ライフスタイル

Art Stop by Omosan
Lifestyle
Vol.099
2025.10.20
Vol.01 Pablo Picasso
南青山・骨董通りに佇む「gallery KASAI」。このギャラリーを主宰するのが、代表の葛西寛氏です。

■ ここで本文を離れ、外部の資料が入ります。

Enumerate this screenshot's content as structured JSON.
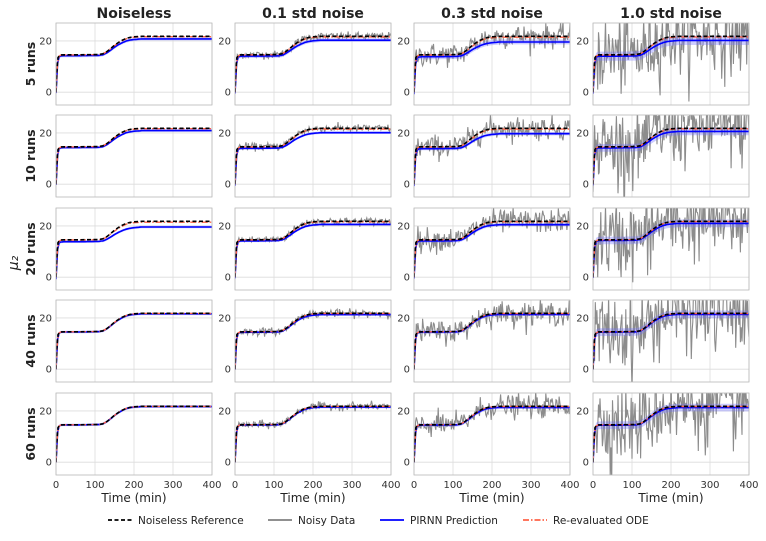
{
  "figure": {
    "column_titles": [
      "Noiseless",
      "0.1 std noise",
      "0.3 std noise",
      "1.0 std noise"
    ],
    "row_labels": [
      "5 runs",
      "10 runs",
      "20 runs",
      "40 runs",
      "60 runs"
    ],
    "shared_ylabel": "μ₂",
    "xlabel": "Time (min)"
  },
  "legend": {
    "placement": "bottom-center",
    "entries": [
      {
        "label": "Noiseless Reference",
        "color": "#000000",
        "style": "dashed"
      },
      {
        "label": "Noisy Data",
        "color": "#808080",
        "style": "solid"
      },
      {
        "label": "PIRNN Prediction",
        "color": "#0000ff",
        "style": "solid"
      },
      {
        "label": "Re-evaluated ODE",
        "color": "#ff6347",
        "style": "dashdot"
      }
    ]
  },
  "chart_data": {
    "type": "line",
    "grid": true,
    "layout": "5x4 small multiples",
    "xlim": [
      0,
      400
    ],
    "ylim": [
      -5,
      27
    ],
    "xticks": [
      0,
      100,
      200,
      300,
      400
    ],
    "yticks": [
      0,
      20
    ],
    "noise_std_by_column": [
      0,
      0.1,
      0.3,
      1.0
    ],
    "reference_curve": {
      "name": "Noiseless Reference",
      "x": [
        0,
        2,
        5,
        10,
        20,
        60,
        110,
        120,
        130,
        140,
        150,
        160,
        170,
        180,
        190,
        200,
        220,
        250,
        300,
        350,
        400
      ],
      "y": [
        0,
        8,
        13.5,
        14.5,
        14.6,
        14.6,
        14.7,
        15.0,
        15.8,
        17.0,
        18.3,
        19.4,
        20.3,
        21.0,
        21.4,
        21.6,
        21.8,
        21.8,
        21.8,
        21.8,
        21.8
      ]
    },
    "pirnn_plateau_by_panel": [
      [
        20.8,
        20.3,
        19.6,
        20.2
      ],
      [
        20.9,
        20.1,
        19.7,
        20.6
      ],
      [
        19.6,
        20.6,
        20.5,
        21.0
      ],
      [
        21.6,
        21.3,
        21.4,
        21.4
      ],
      [
        21.7,
        21.5,
        21.4,
        21.3
      ]
    ]
  }
}
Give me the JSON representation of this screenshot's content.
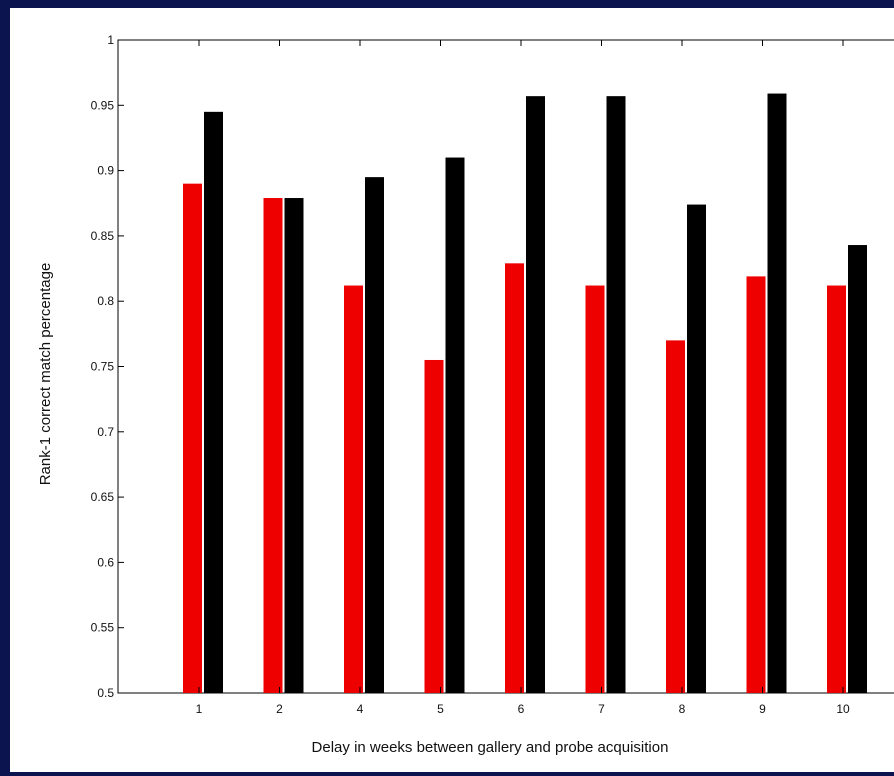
{
  "colors": {
    "background": "#0c1450",
    "panel": "#ffffff",
    "series_colors": [
      "#ee0000",
      "#000000"
    ]
  },
  "chart_data": {
    "type": "bar",
    "title": "",
    "xlabel": "Delay in weeks between gallery and probe acquisition",
    "ylabel": "Rank-1 correct match percentage",
    "categories": [
      "1",
      "2",
      "4",
      "5",
      "6",
      "7",
      "8",
      "9",
      "10"
    ],
    "ylim": [
      0.5,
      1
    ],
    "yticks": [
      "0.5",
      "0.55",
      "0.6",
      "0.65",
      "0.7",
      "0.75",
      "0.8",
      "0.85",
      "0.9",
      "0.95",
      "1"
    ],
    "grid": false,
    "legend": "none",
    "series": [
      {
        "values": [
          0.89,
          0.879,
          0.812,
          0.755,
          0.829,
          0.812,
          0.77,
          0.819,
          0.812
        ]
      },
      {
        "values": [
          0.945,
          0.879,
          0.895,
          0.91,
          0.957,
          0.957,
          0.874,
          0.959,
          0.843
        ]
      }
    ]
  }
}
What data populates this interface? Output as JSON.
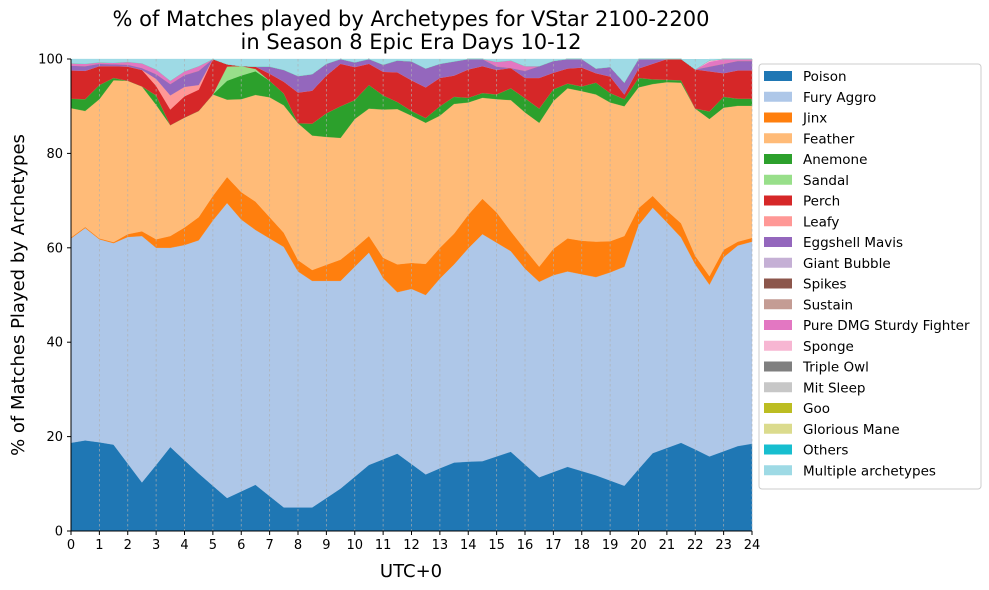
{
  "chart_data": {
    "type": "area",
    "stacked": true,
    "title": [
      "% of Matches played by Archetypes for VStar 2100-2200",
      "in Season 8 Epic Era Days 10-12"
    ],
    "xlabel": "UTC+0",
    "ylabel": "% of Matches Played by Archetypes",
    "xlim": [
      0,
      24
    ],
    "ylim": [
      0,
      100
    ],
    "xticks": [
      0,
      1,
      2,
      3,
      4,
      5,
      6,
      7,
      8,
      9,
      10,
      11,
      12,
      13,
      14,
      15,
      16,
      17,
      18,
      19,
      20,
      21,
      22,
      23,
      24
    ],
    "yticks": [
      0,
      20,
      40,
      60,
      80,
      100
    ],
    "grid": "vertical-dashed",
    "legend_position": "outside-right",
    "x": [
      0,
      0.5,
      1,
      1.5,
      2,
      2.5,
      3,
      3.5,
      4,
      4.5,
      5,
      5.5,
      6,
      6.5,
      7,
      7.5,
      8,
      8.5,
      9,
      9.5,
      10,
      10.5,
      11,
      11.5,
      12,
      12.5,
      13,
      13.5,
      14,
      14.5,
      15,
      15.5,
      16,
      16.5,
      17,
      17.5,
      18,
      18.5,
      19,
      19.5,
      20,
      20.5,
      21,
      21.5,
      22,
      22.5,
      23,
      23.5,
      24
    ],
    "series": [
      {
        "name": "Poison",
        "color": "#1f77b4",
        "values": [
          18.7,
          19.2,
          18.8,
          18.3,
          14.3,
          10.3,
          14.0,
          17.8,
          15.0,
          12.2,
          9.6,
          7.0,
          8.4,
          9.8,
          7.4,
          5.0,
          5.0,
          5.0,
          7.0,
          9.0,
          11.5,
          14.0,
          15.2,
          16.4,
          14.2,
          12.0,
          13.3,
          14.5,
          14.7,
          14.8,
          15.8,
          16.8,
          14.1,
          11.4,
          12.5,
          13.6,
          12.7,
          11.8,
          10.7,
          9.6,
          13.1,
          16.5,
          17.6,
          18.7,
          17.3,
          15.8,
          16.9,
          18.0,
          18.5
        ]
      },
      {
        "name": "Fury Aggro",
        "color": "#aec7e8",
        "values": [
          43.3,
          45.0,
          43.0,
          42.7,
          48.0,
          52.2,
          46.0,
          42.2,
          45.6,
          49.4,
          56.2,
          62.5,
          57.6,
          54.0,
          54.6,
          55.2,
          50.0,
          48.0,
          46.0,
          44.0,
          44.5,
          45.0,
          38.4,
          34.2,
          37.1,
          38.0,
          40.2,
          42.0,
          45.2,
          48.1,
          45.3,
          42.5,
          41.5,
          41.4,
          41.7,
          41.4,
          41.7,
          42.0,
          44.1,
          46.4,
          51.7,
          52.0,
          47.8,
          43.5,
          39.2,
          36.4,
          41.1,
          42.5,
          42.8
        ]
      },
      {
        "name": "Jinx",
        "color": "#ff7f0e",
        "values": [
          0.2,
          0.2,
          0.2,
          0.2,
          0.6,
          1.0,
          1.8,
          2.5,
          3.7,
          4.9,
          5.2,
          5.5,
          5.8,
          6.0,
          4.5,
          3.0,
          2.4,
          2.3,
          3.4,
          4.5,
          3.9,
          3.5,
          4.3,
          5.9,
          5.5,
          6.6,
          6.5,
          6.5,
          7.1,
          7.5,
          6.4,
          4.2,
          4.1,
          3.2,
          5.6,
          7.0,
          7.1,
          7.5,
          6.6,
          6.5,
          3.6,
          2.5,
          2.5,
          3.0,
          1.8,
          1.8,
          1.6,
          0.8,
          0.8
        ]
      },
      {
        "name": "Feather",
        "color": "#ffbb78",
        "values": [
          27.4,
          24.6,
          29.5,
          34.3,
          32.5,
          30.7,
          28.5,
          23.5,
          23.3,
          22.5,
          21.5,
          16.4,
          19.7,
          22.6,
          25.4,
          27.0,
          29.0,
          28.5,
          27.1,
          25.8,
          27.4,
          27.0,
          31.4,
          32.9,
          31.2,
          29.9,
          28.0,
          27.5,
          23.8,
          21.4,
          24.0,
          27.8,
          29.0,
          30.5,
          31.3,
          31.8,
          31.7,
          31.2,
          29.4,
          27.5,
          25.6,
          23.7,
          27.2,
          29.8,
          31.2,
          33.3,
          30.1,
          28.8,
          28.0
        ]
      },
      {
        "name": "Anemone",
        "color": "#2ca02c",
        "values": [
          2.0,
          2.5,
          3.0,
          0.5,
          0.0,
          0.0,
          2.0,
          0.0,
          0.0,
          0.0,
          0.0,
          4.0,
          5.0,
          5.0,
          3.5,
          2.5,
          0.0,
          2.5,
          5.0,
          6.7,
          4.0,
          5.0,
          3.0,
          1.5,
          1.0,
          1.0,
          2.0,
          1.5,
          1.0,
          1.0,
          1.0,
          2.5,
          3.0,
          3.0,
          2.5,
          1.0,
          1.0,
          2.5,
          2.0,
          1.5,
          2.0,
          1.0,
          0.5,
          0.5,
          0.0,
          1.6,
          2.3,
          1.5,
          1.5
        ]
      },
      {
        "name": "Sandal",
        "color": "#98df8a",
        "values": [
          0,
          0,
          0,
          0,
          0,
          0,
          0,
          0,
          0,
          0,
          0,
          3.0,
          2.0,
          0.5,
          0,
          0,
          0,
          0,
          0,
          0,
          0,
          0,
          0,
          0,
          0,
          0,
          0,
          0,
          0,
          0,
          0,
          0,
          0,
          0,
          0,
          0,
          0,
          0,
          0,
          0,
          0,
          0,
          0,
          0,
          0,
          0,
          0,
          0,
          0
        ]
      },
      {
        "name": "Perch",
        "color": "#d62728",
        "values": [
          6.0,
          6.0,
          4.0,
          2.5,
          3.0,
          3.5,
          2.0,
          3.3,
          4.5,
          4.5,
          7.5,
          0.5,
          0.0,
          0.5,
          1.5,
          2.5,
          6.5,
          7.0,
          8.0,
          9.0,
          7.0,
          4.5,
          5.0,
          6.3,
          6.5,
          6.5,
          6.0,
          4.5,
          6.0,
          5.7,
          5.2,
          4.3,
          4.3,
          6.5,
          3.5,
          3.2,
          4.0,
          2.0,
          3.5,
          1.0,
          2.0,
          3.3,
          4.4,
          4.5,
          8.3,
          8.5,
          5.0,
          6.0,
          6.0
        ]
      },
      {
        "name": "Leafy",
        "color": "#ff9896",
        "values": [
          0,
          0,
          0,
          0,
          0,
          0,
          1.5,
          3.0,
          2.0,
          1.0,
          0,
          0,
          0,
          0,
          0,
          0,
          0,
          0,
          0,
          0,
          0,
          0,
          0,
          0,
          0,
          0,
          0,
          0,
          0,
          0,
          0,
          0,
          0,
          0,
          0,
          0,
          0,
          0,
          0,
          0,
          0,
          0,
          0,
          0,
          0,
          0,
          0,
          0,
          0
        ]
      },
      {
        "name": "Eggshell Mavis",
        "color": "#9467bd",
        "values": [
          1.0,
          1.0,
          0.5,
          0.4,
          0.4,
          0.4,
          1.0,
          2.4,
          2.5,
          3.0,
          0.0,
          0.0,
          0.0,
          0.0,
          1.5,
          2.5,
          3.5,
          3.5,
          2.5,
          1.0,
          1.0,
          1.0,
          1.5,
          2.5,
          4.0,
          4.0,
          3.0,
          3.0,
          2.2,
          1.5,
          0.7,
          0.0,
          1.5,
          2.5,
          2.5,
          2.0,
          1.8,
          1.0,
          2.0,
          2.5,
          2.5,
          1.0,
          0.0,
          0.0,
          0.0,
          1.0,
          2.0,
          2.0,
          2.0
        ]
      },
      {
        "name": "Giant Bubble",
        "color": "#c5b0d5",
        "values": [
          0,
          0,
          0,
          0,
          0,
          0,
          0,
          0,
          0,
          0,
          0,
          0,
          0,
          0,
          0,
          0,
          0,
          0,
          0,
          0,
          0,
          0,
          0,
          0,
          0,
          0,
          0,
          0,
          0,
          0,
          0,
          0,
          0,
          0,
          0,
          0,
          0,
          0,
          0,
          0,
          0,
          0,
          0,
          0,
          0,
          0,
          0,
          0,
          0
        ]
      },
      {
        "name": "Spikes",
        "color": "#8c564b",
        "values": [
          0,
          0,
          0,
          0,
          0,
          0,
          0,
          0,
          0,
          0,
          0,
          0,
          0,
          0,
          0,
          0,
          0,
          0,
          0,
          0,
          0,
          0,
          0,
          0,
          0,
          0,
          0,
          0,
          0,
          0,
          0,
          0,
          0,
          0,
          0,
          0,
          0,
          0,
          0,
          0,
          0,
          0,
          0,
          0,
          0,
          0,
          0,
          0,
          0
        ]
      },
      {
        "name": "Sustain",
        "color": "#c49c94",
        "values": [
          0,
          0,
          0,
          0,
          0,
          0,
          0,
          0,
          0,
          0,
          0,
          0,
          0,
          0,
          0,
          0,
          0,
          0,
          0,
          0,
          0,
          0,
          0,
          0,
          0,
          0,
          0,
          0,
          0,
          0,
          0,
          0,
          0,
          0,
          0,
          0,
          0,
          0,
          0,
          0,
          0,
          0,
          0,
          0,
          0,
          0,
          0,
          0,
          0
        ]
      },
      {
        "name": "Pure DMG Sturdy Fighter",
        "color": "#e377c2",
        "values": [
          0.5,
          0.5,
          0.3,
          0.3,
          0.6,
          1.0,
          1.0,
          0.7,
          0.8,
          1.0,
          0,
          0,
          0,
          0,
          0,
          0,
          0,
          0,
          0,
          0,
          0,
          0,
          0,
          0,
          0,
          0,
          0,
          0,
          0,
          0,
          1.0,
          1.6,
          1.0,
          0,
          0,
          0,
          0,
          0,
          0,
          0,
          0,
          0,
          0,
          0,
          0,
          1.0,
          1.0,
          0.4,
          0.4
        ]
      },
      {
        "name": "Sponge",
        "color": "#f7b6d2",
        "values": [
          0,
          0,
          0,
          0,
          0,
          0,
          0,
          0,
          0,
          0,
          0,
          0,
          0,
          0,
          0,
          0,
          0,
          0,
          0,
          0,
          0,
          0,
          0,
          0,
          0,
          0,
          0,
          0,
          0,
          0,
          0,
          0,
          0,
          0,
          0,
          0,
          0,
          0,
          0,
          0,
          0,
          0,
          0,
          0,
          0,
          0.3,
          0.5,
          0,
          0
        ]
      },
      {
        "name": "Triple Owl",
        "color": "#7f7f7f",
        "values": [
          0,
          0,
          0,
          0,
          0,
          0,
          0,
          0,
          0,
          0,
          0,
          0,
          0,
          0,
          0,
          0,
          0,
          0,
          0,
          0,
          0,
          0,
          0,
          0,
          0,
          0,
          0,
          0,
          0,
          0,
          0,
          0,
          0,
          0,
          0,
          0,
          0,
          0,
          0,
          0,
          0,
          0,
          0,
          0,
          0,
          0,
          0,
          0,
          0
        ]
      },
      {
        "name": "Mit Sleep",
        "color": "#c7c7c7",
        "values": [
          0,
          0,
          0,
          0,
          0,
          0,
          0,
          0,
          0,
          0,
          0,
          0,
          0,
          0,
          0,
          0,
          0,
          0,
          0,
          0,
          0,
          0,
          0,
          0,
          0,
          0,
          0,
          0,
          0,
          0,
          0,
          0,
          0,
          0,
          0,
          0,
          0,
          0,
          0,
          0,
          0,
          0,
          0,
          0,
          0,
          0,
          0,
          0,
          0
        ]
      },
      {
        "name": "Goo",
        "color": "#bcbd22",
        "values": [
          0,
          0,
          0,
          0,
          0,
          0,
          0,
          0,
          0,
          0,
          0,
          0,
          0,
          0,
          0,
          0,
          0,
          0,
          0,
          0,
          0,
          0,
          0,
          0,
          0,
          0,
          0,
          0,
          0,
          0,
          0,
          0,
          0,
          0,
          0,
          0,
          0,
          0,
          0,
          0,
          0,
          0,
          0,
          0,
          0,
          0,
          0,
          0,
          0
        ]
      },
      {
        "name": "Glorious Mane",
        "color": "#dbdb8d",
        "values": [
          0,
          0,
          0,
          0,
          0,
          0,
          0,
          0,
          0,
          0,
          0,
          0,
          0,
          0,
          0,
          0,
          0,
          0,
          0,
          0,
          0,
          0,
          0,
          0,
          0,
          0,
          0,
          0,
          0,
          0,
          0,
          0,
          0,
          0,
          0,
          0,
          0,
          0,
          0,
          0,
          0,
          0,
          0,
          0,
          0,
          0,
          0,
          0,
          0
        ]
      },
      {
        "name": "Others",
        "color": "#17becf",
        "values": [
          0,
          0,
          0,
          0,
          0,
          0,
          0,
          0,
          0,
          0,
          0,
          0,
          0,
          0,
          0,
          0,
          0,
          0,
          0,
          0,
          0,
          0,
          0,
          0,
          0,
          0,
          0,
          0,
          0,
          0,
          0,
          0,
          0,
          0,
          0,
          0,
          0,
          0,
          0,
          0,
          0,
          0,
          0,
          0,
          0,
          0,
          0,
          0,
          0
        ]
      },
      {
        "name": "Multiple archetypes",
        "color": "#9edae5",
        "values": [
          0.9,
          1.0,
          0.7,
          0.8,
          0.6,
          0.9,
          2.2,
          4.6,
          2.6,
          1.5,
          0.0,
          1.1,
          1.5,
          1.6,
          1.6,
          2.3,
          3.6,
          3.2,
          1.0,
          4.0,
          0.7,
          0.0,
          1.2,
          0.3,
          0.5,
          2.0,
          1.0,
          0.5,
          0.0,
          0.0,
          0.6,
          0.3,
          1.5,
          1.5,
          0.4,
          0.0,
          0.0,
          2.0,
          1.7,
          5.0,
          0.5,
          0.0,
          0.0,
          0.0,
          0.2,
          0.3,
          0.5,
          0.0,
          0.0
        ]
      }
    ]
  }
}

アートを難解なものではなく「もっと身近で楽しめるもの」として発信し続ける葛西氏が、
読者に向けてアートの魅力を解き明かす新企画がスタートします。
第一回のテーマは、20世紀最大の巨匠パブロ・ピカソ。
誰もが知る存在でありながら、「なぜこれほど偉大なのか」を説明できる人は多くない。
今回はOmosan STREET編集部の梶尾が葛西氏の元を訪ねてピカソの魅力を探ってみました。
ピカソはなぜここまで偉大なのか?
梶尾(Omosan STREET編集部)
今回のテーマは 20 世紀最大の巨匠、パブロ・ピカソです。名前は誰もが知っていますが、改めて「ピカソってなぜそこまで偉大なのか?」、その理由を教えていただけますか。
葛西(gallery KASAI 代表)
一言でまとめるのは難しいですが、まず特筆すべきは作品数の多さです。ピカソは生涯でおよそ15万点もの作品を生み出し、世界で最も多くの作品を残した画家としてギネス記録を持っています。さらに革新性でも群を抜いています。彼が確立した「キュビズム」は、それまで“美しいものを眺める存在”だった絵画を、“見る人が考え、答えを探す存在”へと変えました。これは絵画の概念そのものを揺るがす大革命だったのです。もっと深くお話ししたいところですが、今回はシンプルに。詳しく知りたい方は、ぜひgallery KASAIで直接お話しできればと思います(笑)。
梶尾
なるほど…。革新性と圧倒的な作品数。では、没後50年以上経った今もなお、多くの作家に影響を与え続けている理由は何でしょうか?
葛西
作家が後世に名を残す上で大切なのは、自らのスタイル=アイコンを築けるかどうかです。多くの画家は生涯をかけても1つのスタイルを確立できませんが、ピカソは6~7ものオリジナルスタイルを生み出しました。しかもそのいずれもがアート史に刻まれる革新的なものでした。こうした多面的な表現力と創造力が、彼を唯一無二の存在にしているのです。例えば現代の巨匠ディヴィット・ホックニーも、若い頃からピカソに魅了され挑戦を続けてきました。晩年のピカソと交流のあった版画師と共に作品を制作し、亡きピカソにオマージュを捧げています。背景を知ってから作品を見ると、まるでピカソと“作品を通じて対話している”ように感じられるのが面白いところです。アートの魅力は、ただ目にするだけでなく、知識や物語を重ねることでより豊かに広がるのです。
梶尾
最後に、読者の皆さんへメッセージをお願いします。
葛西
ピカソはこんな言葉を残しています。「子供は誰でも芸術家だ。問題は大人になっても芸術家でいられるかどうかだ」アートは決して特別な人のものではなく、誰もが自由に楽しめるものです。この連載を通して、読者の皆さんが日常の中に新たな視点を見つけ、アートを身近に感じていただければうれしく思います。
David Hockney What Is this Picasso?
1976-7年 42.0×34.0cm
エッチング 200部
ホックニーに大きな影響を与えたのは、パブロ・ピカソ。幼い頃、テート美術館で開催されていたピカソ展をみた際に心打たれ、本格的に画家の道を歩み始めます。そんな憧れのパブロ・ピカソの最晩年の版画を手がけていた摺師と出会い、ホックニーは間接的に敬愛するピカソと対話を交わすようになります。空間認識についての意欲的な実験を繰り返し、ピカソのキュビズム的な世界観の中で再発見をするとともに、摺師から学んだ新たな技法を用いて版画集「Blue guitar」に取り組みました。本作はその一枚です。